Randall Centre for Cell and Molecular Biophysics; and British Heart Foundation Centre of Research Excellence, King's College London, London, SE1 1UL, United Kingdom.
Division of Cardiovascular Medicine, University of Kentucky, Lexington, KY, USA.
Nat Commun. 2024 Jun 14;15(1):5111. doi: 10.1038/s41467-024-49408-5.
Phosphorylation of cardiac myosin binding protein-C (cMyBP-C) is a determinant of cardiac myofilament function. Although cMyBP-C phosphorylation by various protein kinases has been extensively studied, the influence of protein phosphatases on cMyBP-C's multiple phosphorylation sites has remained largely obscure.

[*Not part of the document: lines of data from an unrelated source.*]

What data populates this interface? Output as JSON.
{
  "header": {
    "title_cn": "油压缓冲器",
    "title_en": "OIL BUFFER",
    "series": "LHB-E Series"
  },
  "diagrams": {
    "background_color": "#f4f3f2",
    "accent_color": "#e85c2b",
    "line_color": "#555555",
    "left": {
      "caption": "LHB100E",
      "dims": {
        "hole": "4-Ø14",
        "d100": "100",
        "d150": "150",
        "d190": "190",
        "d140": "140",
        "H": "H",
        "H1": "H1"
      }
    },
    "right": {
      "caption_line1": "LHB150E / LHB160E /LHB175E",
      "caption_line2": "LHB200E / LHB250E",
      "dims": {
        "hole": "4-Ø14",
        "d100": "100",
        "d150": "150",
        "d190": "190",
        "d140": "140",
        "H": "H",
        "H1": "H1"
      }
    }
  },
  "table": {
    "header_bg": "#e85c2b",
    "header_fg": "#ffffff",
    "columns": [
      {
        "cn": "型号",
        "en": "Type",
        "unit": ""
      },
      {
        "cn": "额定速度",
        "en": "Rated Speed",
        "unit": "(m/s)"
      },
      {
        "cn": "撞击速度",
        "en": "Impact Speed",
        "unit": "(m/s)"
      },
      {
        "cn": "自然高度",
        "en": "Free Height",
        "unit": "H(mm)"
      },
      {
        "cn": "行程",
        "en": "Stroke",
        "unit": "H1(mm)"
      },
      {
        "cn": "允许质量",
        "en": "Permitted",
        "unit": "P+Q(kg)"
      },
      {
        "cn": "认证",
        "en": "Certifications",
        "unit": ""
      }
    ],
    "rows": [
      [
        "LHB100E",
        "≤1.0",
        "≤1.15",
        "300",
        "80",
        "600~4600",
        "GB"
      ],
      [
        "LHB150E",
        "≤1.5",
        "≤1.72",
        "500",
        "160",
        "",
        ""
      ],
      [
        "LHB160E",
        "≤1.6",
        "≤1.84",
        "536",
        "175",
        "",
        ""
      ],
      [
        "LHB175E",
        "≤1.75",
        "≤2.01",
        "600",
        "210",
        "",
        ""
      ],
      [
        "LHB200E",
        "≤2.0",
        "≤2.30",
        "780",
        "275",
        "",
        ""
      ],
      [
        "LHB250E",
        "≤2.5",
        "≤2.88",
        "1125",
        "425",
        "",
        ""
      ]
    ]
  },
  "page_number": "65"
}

Here we provide a detailed biochemical characterization of cMyBP-C dephosphorylation by protein phosphatases 1 and 2 A (PP1 and PP2A), and develop an integrated kinetic model for cMyBP-C phosphorylation using data for both PP1, PP2A and various protein kinases known to phosphorylate cMyBP-C. We find strong site-specificity and a hierarchical mechanism for both phosphatases, proceeding in the opposite direction of sequential phosphorylation by potein kinase A. The model is consistent with published data from human patients and predicts complex non-linear cMyBP-C phosphorylation patterns that are validated experimentally. Our results suggest non-redundant roles for PP1 and PP2A under both physiological and heart failure conditions, and emphasize the importance of phosphatases for cMyBP-C regulation.

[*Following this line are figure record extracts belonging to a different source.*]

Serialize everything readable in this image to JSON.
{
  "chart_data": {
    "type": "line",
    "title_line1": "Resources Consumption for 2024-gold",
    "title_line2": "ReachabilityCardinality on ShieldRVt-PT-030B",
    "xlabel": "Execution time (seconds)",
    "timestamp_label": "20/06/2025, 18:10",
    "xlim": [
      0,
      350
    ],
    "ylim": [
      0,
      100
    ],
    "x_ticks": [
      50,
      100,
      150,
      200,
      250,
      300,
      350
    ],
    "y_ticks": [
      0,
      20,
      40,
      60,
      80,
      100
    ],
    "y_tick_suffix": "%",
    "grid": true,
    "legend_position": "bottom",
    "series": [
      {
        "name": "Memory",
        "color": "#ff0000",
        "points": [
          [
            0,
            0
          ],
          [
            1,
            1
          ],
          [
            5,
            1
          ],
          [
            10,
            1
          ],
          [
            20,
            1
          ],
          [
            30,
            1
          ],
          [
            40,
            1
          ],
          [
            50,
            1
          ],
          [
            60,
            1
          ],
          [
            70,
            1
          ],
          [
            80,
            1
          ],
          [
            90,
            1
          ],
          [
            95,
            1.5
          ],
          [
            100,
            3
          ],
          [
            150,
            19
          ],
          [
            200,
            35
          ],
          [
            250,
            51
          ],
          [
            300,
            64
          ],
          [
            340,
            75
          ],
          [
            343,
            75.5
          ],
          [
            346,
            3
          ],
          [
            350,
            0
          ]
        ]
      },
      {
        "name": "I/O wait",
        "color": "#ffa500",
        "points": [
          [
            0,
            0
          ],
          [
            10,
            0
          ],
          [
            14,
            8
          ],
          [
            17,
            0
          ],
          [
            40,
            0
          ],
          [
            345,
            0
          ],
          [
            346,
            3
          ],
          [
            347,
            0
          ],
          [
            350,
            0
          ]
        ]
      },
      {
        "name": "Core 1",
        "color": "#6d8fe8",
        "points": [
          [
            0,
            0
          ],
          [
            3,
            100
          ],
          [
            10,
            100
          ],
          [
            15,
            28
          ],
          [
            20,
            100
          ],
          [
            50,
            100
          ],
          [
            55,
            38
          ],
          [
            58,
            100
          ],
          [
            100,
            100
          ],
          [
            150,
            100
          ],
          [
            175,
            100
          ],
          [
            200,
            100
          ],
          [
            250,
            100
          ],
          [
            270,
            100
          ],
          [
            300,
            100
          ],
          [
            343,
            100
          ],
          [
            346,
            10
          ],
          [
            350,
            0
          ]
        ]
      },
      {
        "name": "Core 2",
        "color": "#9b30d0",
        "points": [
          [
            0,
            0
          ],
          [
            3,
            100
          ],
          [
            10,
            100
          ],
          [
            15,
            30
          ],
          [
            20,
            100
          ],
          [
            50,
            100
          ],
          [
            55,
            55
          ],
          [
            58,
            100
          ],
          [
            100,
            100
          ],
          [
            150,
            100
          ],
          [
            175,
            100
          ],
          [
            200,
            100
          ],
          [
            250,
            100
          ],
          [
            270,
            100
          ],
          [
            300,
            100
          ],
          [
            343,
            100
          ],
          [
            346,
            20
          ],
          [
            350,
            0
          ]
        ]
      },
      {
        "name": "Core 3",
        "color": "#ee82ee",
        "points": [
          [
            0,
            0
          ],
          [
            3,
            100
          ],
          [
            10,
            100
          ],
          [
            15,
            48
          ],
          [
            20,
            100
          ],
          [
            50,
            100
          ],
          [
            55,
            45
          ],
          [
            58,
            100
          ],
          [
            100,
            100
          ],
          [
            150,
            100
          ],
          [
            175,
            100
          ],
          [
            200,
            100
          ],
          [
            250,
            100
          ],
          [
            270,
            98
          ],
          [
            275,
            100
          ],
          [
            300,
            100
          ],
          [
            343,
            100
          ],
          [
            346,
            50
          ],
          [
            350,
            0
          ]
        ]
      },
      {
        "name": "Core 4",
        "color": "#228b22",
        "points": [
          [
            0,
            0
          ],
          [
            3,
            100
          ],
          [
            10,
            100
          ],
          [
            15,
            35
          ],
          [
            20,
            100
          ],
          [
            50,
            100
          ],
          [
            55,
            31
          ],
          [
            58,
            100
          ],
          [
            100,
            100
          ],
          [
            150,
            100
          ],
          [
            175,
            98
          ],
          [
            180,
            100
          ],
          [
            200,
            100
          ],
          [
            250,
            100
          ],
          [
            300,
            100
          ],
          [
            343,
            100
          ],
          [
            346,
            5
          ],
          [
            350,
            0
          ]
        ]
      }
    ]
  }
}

肌球蛋白结合蛋白 C(cMyBP-C)的磷酸化是心肌肌丝功能的决定因素。尽管已经广泛研究了各种蛋白激酶对 cMyBP-C 的磷酸化作用,但蛋白磷酸酶对 cMyBP-C 的多个磷酸化位点的影响在很大程度上仍不清楚。在这里,我们详细描述了蛋白磷酸酶 1 和 2A(PP1 和 PP2A)对 cMyBP-C 的去磷酸化作用,并利用已知可磷酸化 cMyBP-C 的 PP1、PP2A 和各种蛋白激酶的数据,为 cMyBP-C 的磷酸化建立了一个综合的动力学模型。我们发现这两种磷酸酶具有很强的位点特异性和分级机制,与蛋白激酶 A 的顺序磷酸化方向相反。该模型与来自人类患者的已发表数据一致,并预测了实验验证的复杂非线性 cMyBP-C 磷酸化模式。我们的研究结果表明,在生理和心力衰竭条件下,PP1 和 PP2A 具有非冗余作用,并强调了磷酸酶在 cMyBP-C 调节中的重要性。